The microkernel provides system-wide stability by
offering full memory protection to all processes. And
there's very little code running in kernel mode that could
cause the microkernel itself to fail. All individual processes,
whether applications or OS services — including device
drivers — can be started and stopped dynamically,
without jeopardizing system uptime.
For more on the suitability of the QNX Neutrino RTOS for HA, see the
next chapter in this guide.
- High Availability Manager (HAM)
- A HAM is a smart watchdog — a
highly resilient manager process that can monitor your
system and perform multistage recovery whenever system
services or processes fail or no longer respond.
As a self-monitoring manager, a HAM is resilient to
internal failures. If, for whatever reason, the HAM itself
is stopped abnormally, it can immediately and completely
reconstruct its own state by handing over to a
mirror process called the Guardian.
For details on the HAM, see the chapter Using the High Availability
Manager in this guide.
- HAM API
- The HAM API library of more than 35 ham_*()
functions gives you a simple mechanism to talk to a HAM.

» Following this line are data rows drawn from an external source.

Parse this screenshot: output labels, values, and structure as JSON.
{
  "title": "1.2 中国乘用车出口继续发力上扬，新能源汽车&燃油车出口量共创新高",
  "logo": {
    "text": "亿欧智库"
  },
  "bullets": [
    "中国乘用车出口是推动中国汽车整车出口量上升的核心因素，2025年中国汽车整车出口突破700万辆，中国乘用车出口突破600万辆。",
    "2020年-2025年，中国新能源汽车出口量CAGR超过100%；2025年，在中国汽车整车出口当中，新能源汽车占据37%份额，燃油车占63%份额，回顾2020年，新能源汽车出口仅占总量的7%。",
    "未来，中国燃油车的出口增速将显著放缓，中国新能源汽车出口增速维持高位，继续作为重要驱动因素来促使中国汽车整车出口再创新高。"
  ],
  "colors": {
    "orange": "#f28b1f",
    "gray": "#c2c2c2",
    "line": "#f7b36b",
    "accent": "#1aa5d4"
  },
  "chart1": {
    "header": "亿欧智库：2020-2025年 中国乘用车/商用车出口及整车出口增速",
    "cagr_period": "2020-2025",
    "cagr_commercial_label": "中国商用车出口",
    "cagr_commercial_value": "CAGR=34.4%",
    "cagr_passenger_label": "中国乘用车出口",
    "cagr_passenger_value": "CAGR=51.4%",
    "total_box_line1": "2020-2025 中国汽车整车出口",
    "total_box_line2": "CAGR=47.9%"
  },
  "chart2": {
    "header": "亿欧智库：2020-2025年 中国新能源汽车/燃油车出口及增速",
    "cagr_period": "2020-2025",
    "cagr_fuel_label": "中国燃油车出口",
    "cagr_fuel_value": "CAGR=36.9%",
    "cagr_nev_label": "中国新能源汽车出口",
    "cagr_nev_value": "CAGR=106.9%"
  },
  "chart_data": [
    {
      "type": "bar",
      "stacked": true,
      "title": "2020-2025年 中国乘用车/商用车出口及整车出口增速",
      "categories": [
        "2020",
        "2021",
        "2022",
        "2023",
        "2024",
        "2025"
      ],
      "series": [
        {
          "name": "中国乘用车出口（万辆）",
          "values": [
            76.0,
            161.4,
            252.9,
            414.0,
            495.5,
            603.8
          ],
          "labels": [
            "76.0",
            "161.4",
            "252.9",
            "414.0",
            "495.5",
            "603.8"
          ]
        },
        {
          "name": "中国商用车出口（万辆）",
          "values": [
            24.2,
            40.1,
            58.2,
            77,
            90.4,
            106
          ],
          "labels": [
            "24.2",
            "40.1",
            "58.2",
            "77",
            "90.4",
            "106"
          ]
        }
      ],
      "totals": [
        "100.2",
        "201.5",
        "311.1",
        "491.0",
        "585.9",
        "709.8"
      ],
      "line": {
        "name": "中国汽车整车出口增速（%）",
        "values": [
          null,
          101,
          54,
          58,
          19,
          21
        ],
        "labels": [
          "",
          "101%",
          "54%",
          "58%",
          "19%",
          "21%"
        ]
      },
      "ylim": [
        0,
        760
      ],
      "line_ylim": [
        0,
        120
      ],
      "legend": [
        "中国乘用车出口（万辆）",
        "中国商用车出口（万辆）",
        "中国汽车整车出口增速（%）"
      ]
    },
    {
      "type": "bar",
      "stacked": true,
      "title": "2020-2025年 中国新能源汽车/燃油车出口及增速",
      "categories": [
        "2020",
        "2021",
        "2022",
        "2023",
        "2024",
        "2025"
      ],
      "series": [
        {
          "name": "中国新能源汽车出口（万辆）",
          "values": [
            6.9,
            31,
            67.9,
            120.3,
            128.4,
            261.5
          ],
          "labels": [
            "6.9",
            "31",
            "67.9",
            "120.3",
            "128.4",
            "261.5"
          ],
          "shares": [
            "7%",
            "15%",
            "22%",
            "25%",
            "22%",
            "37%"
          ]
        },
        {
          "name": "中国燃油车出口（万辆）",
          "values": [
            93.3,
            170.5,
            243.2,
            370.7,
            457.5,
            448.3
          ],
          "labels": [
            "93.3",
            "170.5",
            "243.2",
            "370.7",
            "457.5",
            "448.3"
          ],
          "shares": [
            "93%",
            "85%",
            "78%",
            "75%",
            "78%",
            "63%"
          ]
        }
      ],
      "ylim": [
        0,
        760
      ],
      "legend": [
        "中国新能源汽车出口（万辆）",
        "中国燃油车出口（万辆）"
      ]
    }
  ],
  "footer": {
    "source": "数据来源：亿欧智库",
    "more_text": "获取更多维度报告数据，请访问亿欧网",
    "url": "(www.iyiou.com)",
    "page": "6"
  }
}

This API is implemented as a thread-safe library you can
link against.
You use the API to interact with a HAM in order to begin
monitoring processes and to set up the various conditions
(e.g., the death of a server) that will trigger certain
recovery actions.
For descriptions of the functions in the HAM API, see the
HAM API Reference chapter in this guide.
- Client Recovery Library
- The client recovery library provides a drop-in
enhancement solution for many standard libc
I/O operations. The HA library's cover functions provide
automatic recovery mechanisms for failed connections that
can be recovered from in an HA scenario.
For descriptions of the client library functions, see the
Client Recovery Library Reference chapter in this guide.
- Examples
- You'll find several sample code listings (and source)
that illustrate such tasks as restarting, heartbeating, and
more. Since the examples deal with some typical
fault-recovery scenarios, you may be able to easily tailor
this source for your HA applications.
For details, see the Examples appendix in this guide.